Şampiyon çobanlar nereye kayboldu?
Kamusal hak olmaktan çıkarılıp ‘sektör’ haline gelen eğitim enflasyonda zirvede. “Şampiyon çoban, köy çocuğu ÖSS birincisi” haberleri ise artık imkânsız. Fırsat eşitliği, eğitimle ilgili konuşan her yetkilinin ağzında sakız. Eşitlik yok ama AKP yapmak istediğini başardı, eğitim zenginler için ‘fırsat’ malzemesi oldu.

Mustafa Kömüş
mustafa.k@birgun.netÇocukken lise veya üniversite sınav sonuçları açıklandığında köydeki çobanın oğlu ya da yoksul mahallede büyüyen bir çocuğun şampiyonluk haberlerini televizyonlarda izler, gazetelerde okurdum. Bugünse sınav birincileri özel okulların PR bültenlerinin nesneleri oldu. Bu duruma nasıl geldiğimiz ülkenin son 22 senesinden bağımsız değil.

Kamusal hak deyince ilk akla gelenlerden birisi hiç şüphesiz eğitimdir. Anayasa’nın 42’nci maddesi de bu hakka değinir ve şöyle der: “İlköğretim kız ve erkek bütün vatandaşlar için zorunludur ve devlet okullarında parasızdır. Devlet, maddi imkânlardan yoksun başarılı öğrencilerin, öğrenimlerini sürdürebilmeleri amacı ile burslar ve başka yollarla gerekli yardımları yapar.” Anayasa Mahkemesi’nin bir kararında ise “Eğitim, Anayasa tarafından doğrudan güvence altına alınmış bir haktır. Eğitim kurumlarına erişim hakkı, eğitim hakkının sadece bir yönünü oluşturmaktadır” deniliyor.

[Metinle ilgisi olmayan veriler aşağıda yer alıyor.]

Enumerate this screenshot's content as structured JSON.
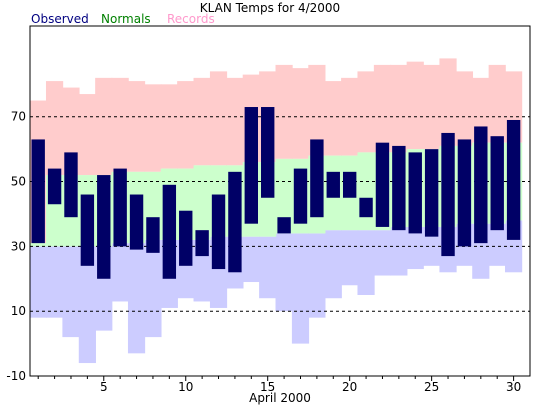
{
  "chart_data": {
    "type": "bar",
    "title": "KLAN Temps for 4/2000",
    "xlabel": "April 2000",
    "ylabel": "",
    "x_range": [
      0.5,
      31
    ],
    "ylim": [
      -10,
      98
    ],
    "y_ticks": [
      -10,
      10,
      30,
      50,
      70
    ],
    "x_ticks": [
      5,
      10,
      15,
      20,
      25,
      30
    ],
    "legend_placement": "top-left",
    "colors": {
      "Observed": "#000066",
      "Normals": "#ccffcc",
      "Records": "#ffcccc",
      "Record low band": "#ccccff",
      "Observed label": "#000080",
      "Normals label": "#008000",
      "Records label": "#ff99cc",
      "grid": "#000000"
    },
    "series": [
      {
        "name": "Records",
        "days": [
          1,
          2,
          3,
          4,
          5,
          6,
          7,
          8,
          9,
          10,
          11,
          12,
          13,
          14,
          15,
          16,
          17,
          18,
          19,
          20,
          21,
          22,
          23,
          24,
          25,
          26,
          27,
          28,
          29,
          30
        ],
        "high": [
          75,
          81,
          79,
          77,
          82,
          82,
          81,
          80,
          80,
          81,
          82,
          84,
          82,
          83,
          84,
          86,
          85,
          86,
          81,
          82,
          84,
          86,
          86,
          87,
          86,
          88,
          84,
          82,
          86,
          84
        ],
        "low": [
          8,
          8,
          2,
          -6,
          4,
          13,
          -3,
          2,
          11,
          14,
          13,
          11,
          17,
          19,
          14,
          10,
          0,
          8,
          14,
          18,
          15,
          21,
          21,
          23,
          24,
          22,
          24,
          20,
          24,
          22
        ]
      },
      {
        "name": "Normals",
        "days": [
          1,
          2,
          3,
          4,
          5,
          6,
          7,
          8,
          9,
          10,
          11,
          12,
          13,
          14,
          15,
          16,
          17,
          18,
          19,
          20,
          21,
          22,
          23,
          24,
          25,
          26,
          27,
          28,
          29,
          30
        ],
        "high": [
          31,
          52,
          52,
          52,
          52,
          53,
          53,
          53,
          54,
          54,
          55,
          55,
          55,
          56,
          56,
          57,
          57,
          58,
          58,
          58,
          59,
          59,
          59,
          60,
          60,
          61,
          61,
          62,
          62,
          62
        ],
        "low": [
          30,
          30,
          30,
          30,
          30,
          31,
          31,
          32,
          32,
          32,
          32,
          33,
          33,
          33,
          33,
          34,
          34,
          34,
          35,
          35,
          35,
          35,
          36,
          36,
          36,
          36,
          37,
          37,
          37,
          38
        ]
      },
      {
        "name": "Observed",
        "days": [
          1,
          2,
          3,
          4,
          5,
          6,
          7,
          8,
          9,
          10,
          11,
          12,
          13,
          14,
          15,
          16,
          17,
          18,
          19,
          20,
          21,
          22,
          23,
          24,
          25,
          26,
          27,
          28,
          29,
          30
        ],
        "high": [
          63,
          54,
          59,
          46,
          52,
          54,
          46,
          39,
          49,
          41,
          35,
          46,
          53,
          73,
          73,
          39,
          54,
          63,
          53,
          53,
          45,
          62,
          61,
          59,
          60,
          65,
          63,
          67,
          64,
          69
        ],
        "low": [
          31,
          43,
          39,
          24,
          20,
          30,
          29,
          28,
          20,
          24,
          27,
          23,
          22,
          37,
          45,
          34,
          37,
          39,
          45,
          45,
          39,
          36,
          35,
          34,
          33,
          27,
          30,
          31,
          35,
          32
        ]
      }
    ]
  }
}
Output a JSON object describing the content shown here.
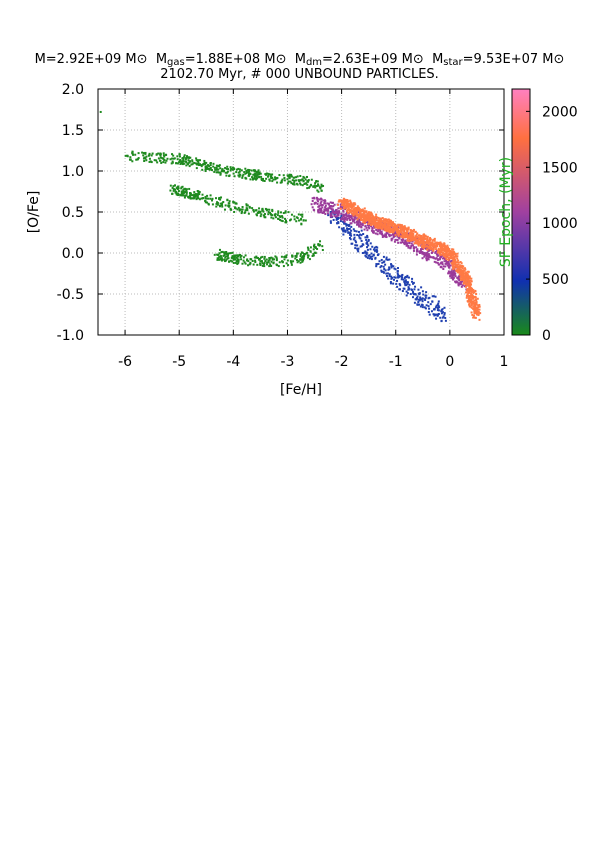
{
  "title": {
    "mass_prefix": "M=2.92E+09 M",
    "sun_symbol": "⊙",
    "gas_prefix": "M",
    "gas_sub": "gas",
    "gas_value": "=1.88E+08 M",
    "dm_prefix": "M",
    "dm_sub": "dm",
    "dm_value": "=2.63E+09 M",
    "star_prefix": "M",
    "star_sub": "star",
    "star_value": "=9.53E+07 M",
    "line2": "2102.70 Myr, # 000 UNBOUND PARTICLES."
  },
  "chart_data": {
    "type": "scatter",
    "xlabel": "[Fe/H]",
    "ylabel": "[O/Fe]",
    "xlim": [
      -6.5,
      1
    ],
    "ylim": [
      -1.0,
      2.0
    ],
    "xticks": [
      -6,
      -5,
      -4,
      -3,
      -2,
      -1,
      0,
      1
    ],
    "yticks": [
      "-1.0",
      "-0.5",
      "0.0",
      "0.5",
      "1.0",
      "1.5",
      "2.0"
    ],
    "grid": true,
    "colorbar": {
      "label": "SF Epoch, (Myr)",
      "range": [
        0,
        2200
      ],
      "ticks": [
        0,
        500,
        1000,
        1500,
        2000
      ],
      "colors": [
        "#1a8a1a",
        "#1030b0",
        "#a040a0",
        "#ff7040",
        "#ff80c0"
      ]
    },
    "series": [
      {
        "color": "#1f8a1f",
        "epoch_range": [
          0,
          400
        ],
        "points": [
          [
            -6.45,
            1.72
          ],
          [
            -5.95,
            1.18
          ],
          [
            -5.1,
            1.15
          ],
          [
            -4.8,
            1.12
          ],
          [
            -4.5,
            1.05
          ],
          [
            -4.2,
            1.0
          ],
          [
            -3.9,
            0.98
          ],
          [
            -3.6,
            0.95
          ],
          [
            -3.3,
            0.93
          ],
          [
            -3.0,
            0.9
          ],
          [
            -2.7,
            0.88
          ],
          [
            -2.4,
            0.8
          ],
          [
            -5.1,
            0.78
          ],
          [
            -4.7,
            0.7
          ],
          [
            -4.3,
            0.62
          ],
          [
            -3.9,
            0.55
          ],
          [
            -3.5,
            0.5
          ],
          [
            -3.1,
            0.45
          ],
          [
            -2.7,
            0.4
          ],
          [
            -4.3,
            -0.02
          ],
          [
            -3.9,
            -0.08
          ],
          [
            -3.5,
            -0.1
          ],
          [
            -3.1,
            -0.1
          ],
          [
            -2.7,
            -0.05
          ],
          [
            -2.4,
            0.1
          ]
        ]
      },
      {
        "color": "#2040b0",
        "epoch_range": [
          400,
          900
        ],
        "points": [
          [
            -2.2,
            0.5
          ],
          [
            -1.9,
            0.3
          ],
          [
            -1.6,
            0.1
          ],
          [
            -1.3,
            -0.1
          ],
          [
            -1.0,
            -0.3
          ],
          [
            -0.7,
            -0.45
          ],
          [
            -0.4,
            -0.6
          ],
          [
            -0.1,
            -0.75
          ]
        ]
      },
      {
        "color": "#9a3a9a",
        "epoch_range": [
          900,
          1500
        ],
        "points": [
          [
            -2.5,
            0.6
          ],
          [
            -2.1,
            0.52
          ],
          [
            -1.7,
            0.42
          ],
          [
            -1.3,
            0.3
          ],
          [
            -0.9,
            0.2
          ],
          [
            -0.5,
            0.05
          ],
          [
            -0.1,
            -0.1
          ],
          [
            0.3,
            -0.4
          ]
        ]
      },
      {
        "color": "#ff7a45",
        "epoch_range": [
          1500,
          2200
        ],
        "points": [
          [
            -2.0,
            0.62
          ],
          [
            -1.5,
            0.42
          ],
          [
            -1.0,
            0.3
          ],
          [
            -0.5,
            0.15
          ],
          [
            0.0,
            0.0
          ],
          [
            0.3,
            -0.3
          ],
          [
            0.5,
            -0.75
          ]
        ]
      }
    ]
  }
}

Hem kanundaki madde hem de karar özetle eğitim hakkına vurgu yapıyor ve devletin sorumluluklarına işaret ediyor. Ancak yaşadığımız dönemde bu durum tam tersi. 2002 yılında iktidara gelen AKP’nin eğitimde yapmak istediği ve başardığı hedef, daha fazla gericilik, daha fazla piyasalaşmaydı. Özellikle 4+4+4 sistemine geçildikten sonra bu durum çok daha hızlandı. Eğitim bir kamusal haktan ziyade sektör haline getirildi. Özel okullar ve vakıf üniversiteleri eğitimde devletin ortağı oldu. O kadar ki İstanbul’da sayıları düşmesine rağmen meslek liseleri haricindeki 1011 lisenin 722’si özel. Yani megakentte kamuya ait lise oranı sadece yüzde 33,03.

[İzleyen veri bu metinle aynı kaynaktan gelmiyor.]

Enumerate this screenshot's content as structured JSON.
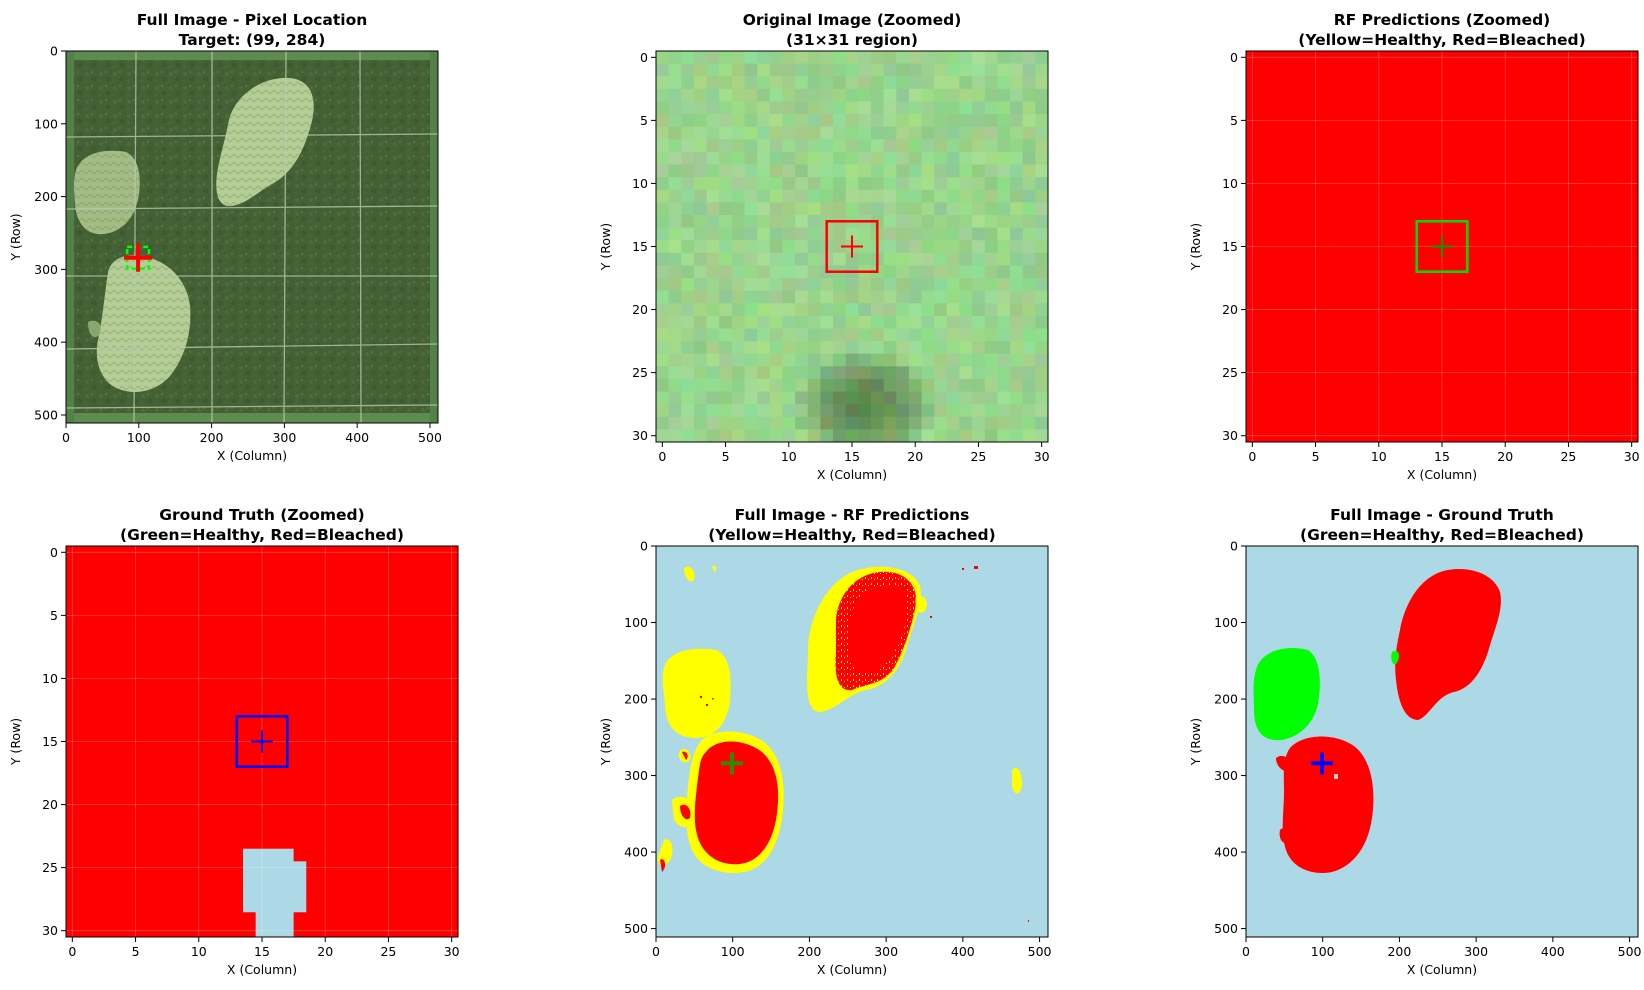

TÜİK VERİLERİ NE ANLATIYOR?
Kimsenin güvenmediği ve verilerine inanmadığı Türkiye İstatistik Kurumu’nun (TÜİK) yayımladığı Tüketici Fiyat Endeksi (TÜFE) verilerinde de eğitim harcamaları dikkat çekici. Yılbaşından beri birçok ayda eğitim harcamaları ya zirvede ya da ikinci sırada yer aldı. Örneğin önceki gün yayımlanan verilere bakalım. Eylül ayında TÜFE’de artış aylık 2,9, yıllık 49,3 oldu. Peki, eğitimde durum ne diye baktığımızda ise kat be kat fazlasıyla karşılaşıyoruz. Eğitim harcamalarında artış yüzde 93,5, aylık ise yüzde 14,2 seviyesine ulaştı.
Diğer bazı aylarda ise eğitim harcamalarındaki aylık artış şöyle gerçekleşti:
• Şubat: 12,7
• Mart: 13,8
• Mayıs: 5,6
• Ağustos: 11,3
Geçen ay en fazla fiyat artışı yüzde 50,4 ile öğrenci yurtlarında görüldü. Bu grubu yüzde 45,27 ile üniversite eğitimi takip etti.

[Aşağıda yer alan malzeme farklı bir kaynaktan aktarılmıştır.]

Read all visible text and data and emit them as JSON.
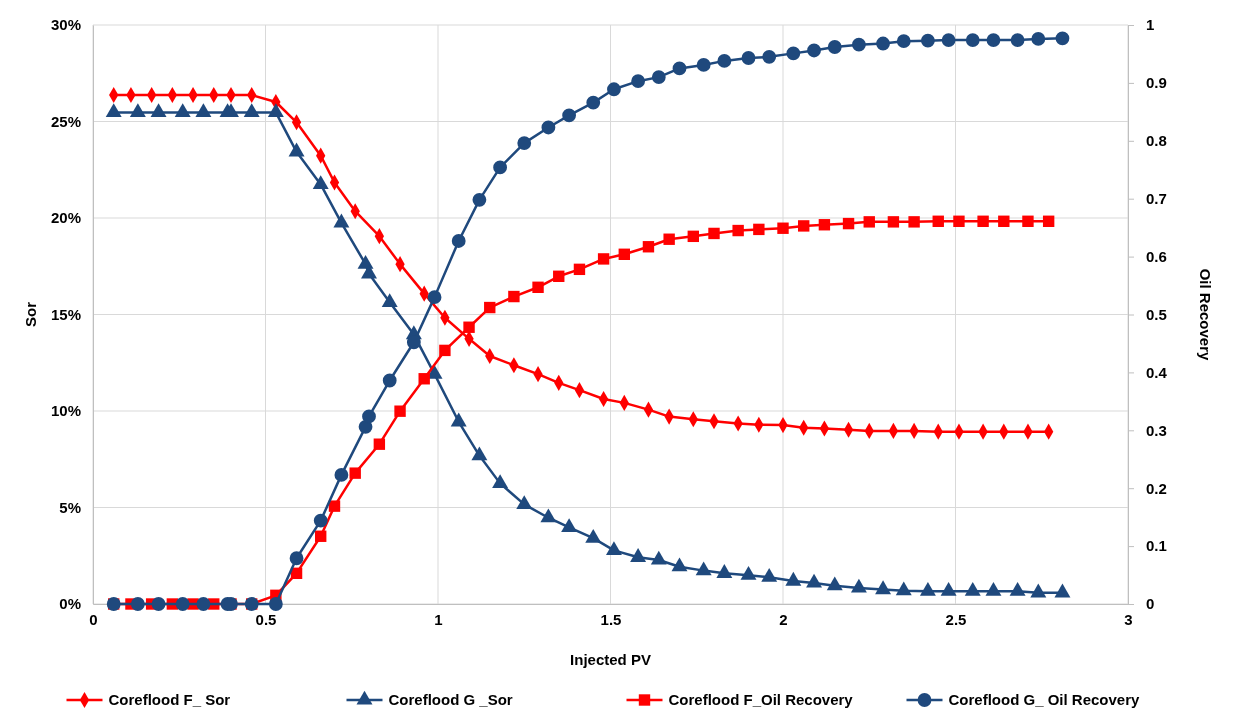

Bu iki cümle aslında bize çok şey anlatıyor. İlkinden yani öğrenci yurtlarından başlayalım. Ekonomik krizin en çok hissedildiği alanların başında barınma konusu geliyor. Son birkaç yıldır öğrencilerin bu konularda ciddi eylemleri oldu. Öğrencilerin talepleri yurt sayılarının artması ve devletin bu sorunun çözümü konusunda adım atmasıydı. Ancak yeterli sayıda yurt açmayan AKP iktidarı, bununla birlikte üniversite sayılarını da sürekli artırınca bu sorun içinden çıkılmaz bir noktaya gelmiş durumda. Kredi ve Yurtlar Kurumu’na (KYK) bağlı yurtlarda yer bulamayan öğrenciler de özellikle büyük şehirlerde özel yurtlara mecbur kalıyor. İşte yurt fiyatlarındaki artışın gençlerin ve onların ailelerine etkisini bu şekilde okuyabiliriz.
Peki, ikincisi yani üniversite eğitimi. Kamuda örgün eğitimde harç ücretleri yıllar önce kalktı. İkinci öğretimde ise devam ediyor. Ancak vakıf üniversitelerinin ücretleri sürekli artıyor. Bazı üniversitelerde ücretler 1 milyon TL’yi aşıyor. Özel liselerin sayısının İstanbul’da kamu liselerinden çok daha fazla olduğuna yukarıda değindik. Yine İstanbul örneğinden devam edelim.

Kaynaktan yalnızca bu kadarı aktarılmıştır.